这段时间的学习,如有雷同,肯定不是抄袭 。hhhh......
建立IP池前需要把IP存储到本地
这里爬取的时西刺IP代理:
class GetForignProxy(object):
# 伪装header
headers = {
"User-Agent": "Mozilla/5.0 (Windows NT 10.0; Win64; x64) AppleWebKit/537.36 (KHTML, like Gecko) Chrome/72.0.3626.119 Safari/537.36"
}
# item用来暂存数据
items = {
"ip": '',
"post": '',
"address": '',
"speed": 0,
"conn_time": 1000
}
# 创建数据库连接
sql_con = MySQLdb.connect(host="localhost",
user="root",
passwd="12345",
db="spider_article",
charset="utf8"
)
# 获取光标
cursor = sql_con.cursor()
def __init__(self, url):
# 初始化
# 请求
self.resp = self.get_response(url)
# 遍历迭代器,使process_response()的for循环执行下去
for item_sql in self.process_response(self.resp):
pass
# 返回参数url的response
def get_response(self, url):
return requests.get(url, headers=self.headers)
# 处理西刺的数据
def process_response(self, resp):
sself.selet= Selector(text= resp.text)
self.all_trs=self.selet.xpath("//table[@id= 'ip_list']//tr[@class= 'odd']")
for tr in self.all_trs:
self.items["ip"]=tr.xpath(".//td//text()").extract()[0]
self.items["post"]=tr.xpath(".//td//text()").extract()[1]
self.items["address"]=tr.xpath(".//td//text()").extract()[3]
speed =tr.xpath(".//div/@title").extract()[0]
conn_time= tr.xpath(".//div/@title").extract()[1]
if speed:
self.items["speed"]= float(speed.split('秒')[0])

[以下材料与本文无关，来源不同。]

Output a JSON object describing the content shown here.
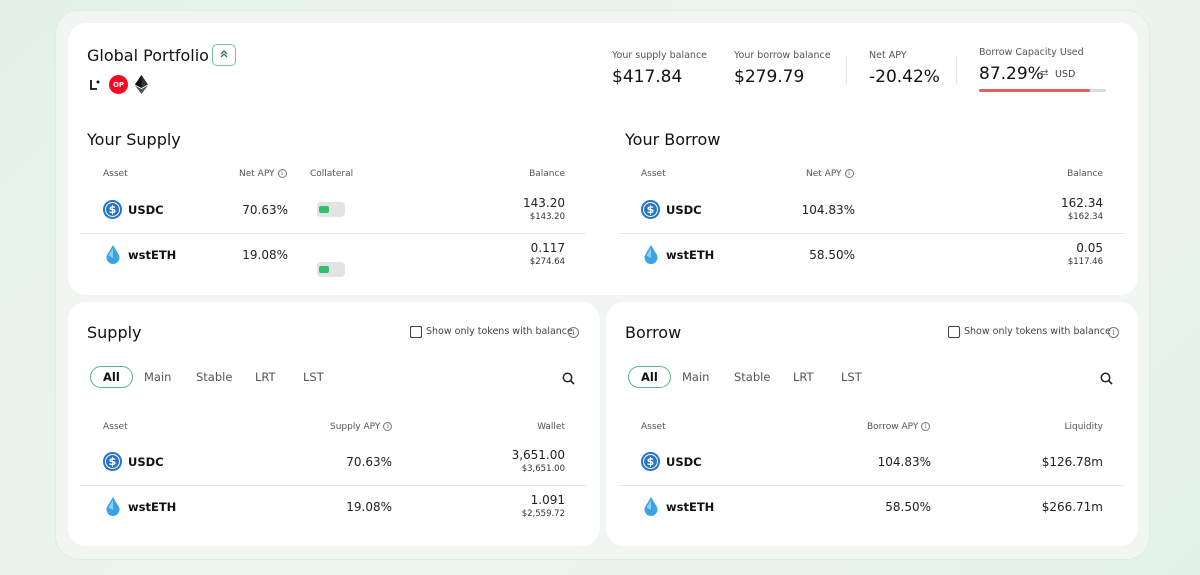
{
  "portfolio": {
    "title": "Global Portfolio",
    "collapse_icon": "chevron-double-up",
    "chain_icons": [
      "linea-icon",
      "optimism-icon",
      "ethereum-icon"
    ],
    "op_badge": "OP",
    "supply_balance": {
      "label": "Your supply balance",
      "value": "$417.84"
    },
    "borrow_balance": {
      "label": "Your borrow balance",
      "value": "$279.79"
    },
    "net_apy": {
      "label": "Net APY",
      "value": "-20.42%"
    },
    "borrow_capacity": {
      "label": "Borrow Capacity Used",
      "value": "87.29%",
      "currency": "USD",
      "progress": 0.8729,
      "bar_color": "#e06060"
    }
  },
  "your_supply": {
    "title": "Your Supply",
    "headers": {
      "asset": "Asset",
      "net_apy": "Net APY",
      "collateral": "Collateral",
      "balance": "Balance"
    },
    "rows": [
      {
        "asset": "USDC",
        "apy": "70.63%",
        "collateral": true,
        "balance": "143.20",
        "balance_usd": "$143.20"
      },
      {
        "asset": "wstETH",
        "apy": "19.08%",
        "collateral": true,
        "balance": "0.117",
        "balance_usd": "$274.64"
      }
    ]
  },
  "your_borrow": {
    "title": "Your Borrow",
    "headers": {
      "asset": "Asset",
      "net_apy": "Net APY",
      "balance": "Balance"
    },
    "rows": [
      {
        "asset": "USDC",
        "apy": "104.83%",
        "balance": "162.34",
        "balance_usd": "$162.34"
      },
      {
        "asset": "wstETH",
        "apy": "58.50%",
        "balance": "0.05",
        "balance_usd": "$117.46"
      }
    ]
  },
  "supply_market": {
    "title": "Supply",
    "filter_label": "Show only tokens with balance",
    "tabs": [
      "All",
      "Main",
      "Stable",
      "LRT",
      "LST"
    ],
    "active_tab": "All",
    "headers": {
      "asset": "Asset",
      "apy": "Supply APY",
      "wallet": "Wallet"
    },
    "rows": [
      {
        "asset": "USDC",
        "apy": "70.63%",
        "wallet": "3,651.00",
        "wallet_usd": "$3,651.00"
      },
      {
        "asset": "wstETH",
        "apy": "19.08%",
        "wallet": "1.091",
        "wallet_usd": "$2,559.72"
      }
    ]
  },
  "borrow_market": {
    "title": "Borrow",
    "filter_label": "Show only tokens with balance",
    "tabs": [
      "All",
      "Main",
      "Stable",
      "LRT",
      "LST"
    ],
    "active_tab": "All",
    "headers": {
      "asset": "Asset",
      "apy": "Borrow APY",
      "liquidity": "Liquidity"
    },
    "rows": [
      {
        "asset": "USDC",
        "apy": "104.83%",
        "liquidity": "$126.78m"
      },
      {
        "asset": "wstETH",
        "apy": "58.50%",
        "liquidity": "$266.71m"
      }
    ]
  },
  "colors": {
    "accent": "#58b683",
    "usdc": "#2775ca",
    "wsteth": "#3aa3e8",
    "toggle_on": "#2fc06a",
    "op_red": "#ff0420"
  }
}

self.items["conn_time"] = float(conn_time.split('秒')[0])
# 生成迭代,执行插入数据库操作
yield self.insert_to_mysql(self.items)
# 插入数据库
def insert_to_mysql(self, items):
sql_insert="""
insert into xici_proxy
values
(%s,%s,%s,%s,%s)
"""
self.cursor.execute(sql_insert,(items["ip"],items["post"],items["address"],items["speed"],items["conn_time"]))
self.sql_con.commit()
取的时候,取随机IP:
class GetRandomIp(object):
"""
通过.get_random_ip()获取返回随机IP
"""
def __init__(self):
self.sql_con = MySQLdb.connect(host="localhost",
user="root",
passwd="12345",
db="spider_article",
charset="utf8")
self.cursor = self.sql_con.cursor()
def get_random_ip(self):
sql_select = """select ip,post
from xici_proxy
ORDER BY RAND()
LIMIT 1
"""
while(True):
self.cursor.execute(sql_select)
#取光标中数据
for select_info in self.cursor.fetchall():
ip= select_info[0]
post= select_info[1]
proxy_ip="https://"+ ip+ ':'+ post
#判断IP是否可用,是则返回
if self.JudgeIp(proxy_ip,ip):
return proxy_ip
else:
break
判断IP是否可用:
# 通过参数proxies=字典,来设置代理,发送请求给百度
def JudgeIp(self,proxy_ip,ip):
# 要判断代理IP是否可用,用它搜一下百度就可以
post_url= "https://www.baidu.com/"
header={
"user-agent":"Mozilla/5.0 (Windows NT 6.1; WOW64) AppleWebKit/537.36 (KHTML, like Gecko) Chrome/41.0.2227.0 Safari/537.36"
}
try:
proxy_dict= {"https":proxy_ip}
print("...try to connect...")
# 通过参数proxies=字典,来设置代理
resp= requests.get(post_url, proxies= proxy_dict, headers=header)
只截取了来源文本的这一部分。